While modestly impressive Republican gains Tuesday pose a threat to President Carter in 1980, they also guarantee two years of intensified Republican civil war leading to the presidential nomination.
The party's conquest of four major governor's chairs (most spectacularly is Texas) undermines the presumption of Ronald Reagan as the party's nominee. Beyond personalities, it sets up this debate: Does the Republican path out of the wilderness lie in the tax revolt or in stressing a new, well-scrubbed image?
Ammunition for both sides is being drawn from this year's Republican victories by leading proponents of the two tactical schools: Rep Jack Kemp of New York and the Washington-based campaign consulting firm of Bailey and Deardourff.
In a possible preview of 1980, Kemp clashed with John Deardourff in Perry Duryea's losing race against Gove. Hugh Carey of New York. The author of the Kemp-Roth tax-reduction bill believes Duryea failed because Deardourff stressed image while campaign mastermind David Garth stressed issues for Carey.

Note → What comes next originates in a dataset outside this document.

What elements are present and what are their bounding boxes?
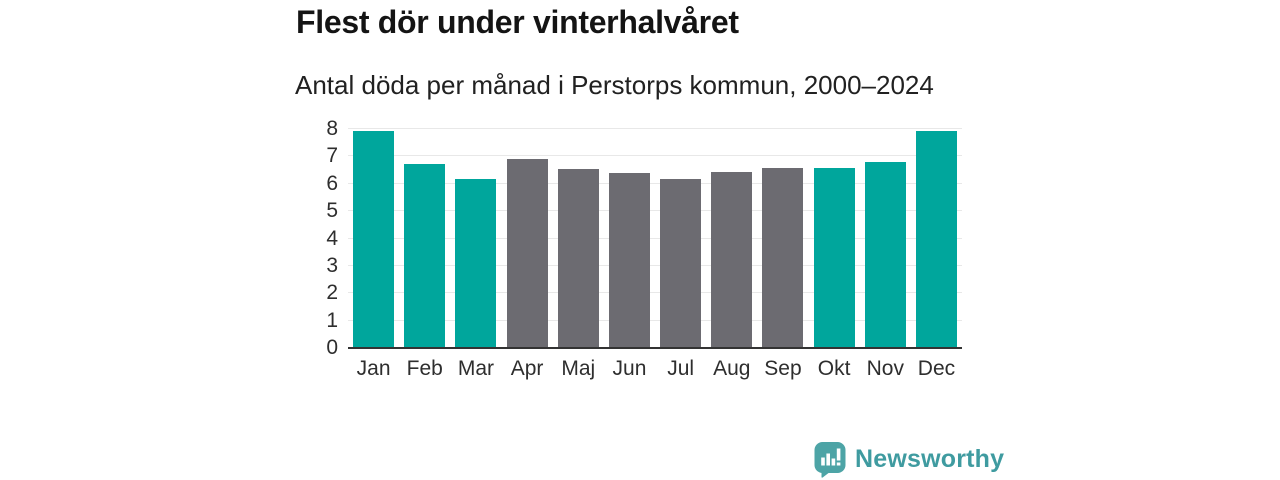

The Bailey-Deardourff firm cannot be blamed for Duryea's maladroit performance, particularly his refusal to heed their pleas to publish his tax returns. Bailey-Deardourff, making no secret of their contempt for Kemp-Roth tax reduction as a campaign device, were involved in highly successful media-oriented campaigns in Pennsylvania, Michigan, Ohio, Illinois and Tennessee.
Their formula was at its best in Pennsylvania where a brilliantly crafted media campaign brought former U.S. Assistant Attorney General Richard Thornburgh from oblivion to snatch the governorship form ex-Pittsburgh Mayor Peter Flaherty. The formula Stress Thornburgh's qualities, undermine Flaherty's credibility and play down iddeology and issues.
Thornburgh is the newest and one of the most impressive of a group of moderate Republican governors in a central and politically centrist belt running from Pennsylvania to Iowa, whose success last Tuesday endangers the inevitability of Reagan. There has been private discussion of those governors pooling their power to pick a 1980 candidate - a process complicated by the presidential ambitions of Illinois' James Thompson and possibly Iowa's Robert Ray.
But also joining the Republican governors is a different breed: multi-millionaire Dallas industrailist William Clements, who surprised even his own advisers by being elected governor of Texas. Clements, tough-talking and tough-looking, is the antithesis of the image candidate. His lavish media campaign stressed pro-taxcut, anti-government, anti-liberal ideology.
Envisioning Bill Clements at a Republican governors' conference delights his friends. "Imagine hime with those nice candy-coated fellows like Ray and Milliken [Gov. William Milliken of Michigan]," one insider told us. "Clements will roll'em over."
But not in Reagan's behalf. Clements a Ford man in 1976, felt Reagan was not helpful in the early stages of his race for governor. He still burns over the intervention by the Reaganite Citizens for the Republic in a Republican congressional primary in Texas against Clements' advice. Texas state Republican chairman Ray Barnhart, a faithful and ardent Reaganite, now is eclipsed by a Republican governor who obviously would prefer George Bush over Reagan for president.
Ironically for Reagan, Tuesday's ideological tone was slightly rightward, with the mass slaughter of all incumbent liberal Democratic senators (especially Sen. Dick Clark of Iowa) who were supported by the National Committee for an Effective Congress. What's more, the president's own advisers concede that victories of the three Republican senators - Jesse Helms, Strom Thurmond and John Tower - stigmatized as "radical rightists" confirms the futility of unadorned anti-conservative assaults.
Furthermore, Kemp insists on the validity of Kemp-Roth, which is derogated by both the White House and Bailey-Deardourff. Rep. Bill Armstrong's Senate triumph in Colorado and Newton Gingrich's for the House from Georgia were squarely based on unswerving advocacy of massive tax cuts.
Kemp must soon decide whether this merits his own presidential bid, long urged by close advisers. But whether he, Reagan or anybody else opposes Carter with a national tax-reduction cursade, Tuesday's results ensure an internal Republican struggle for 1980 that seemed most improbable a few days ago.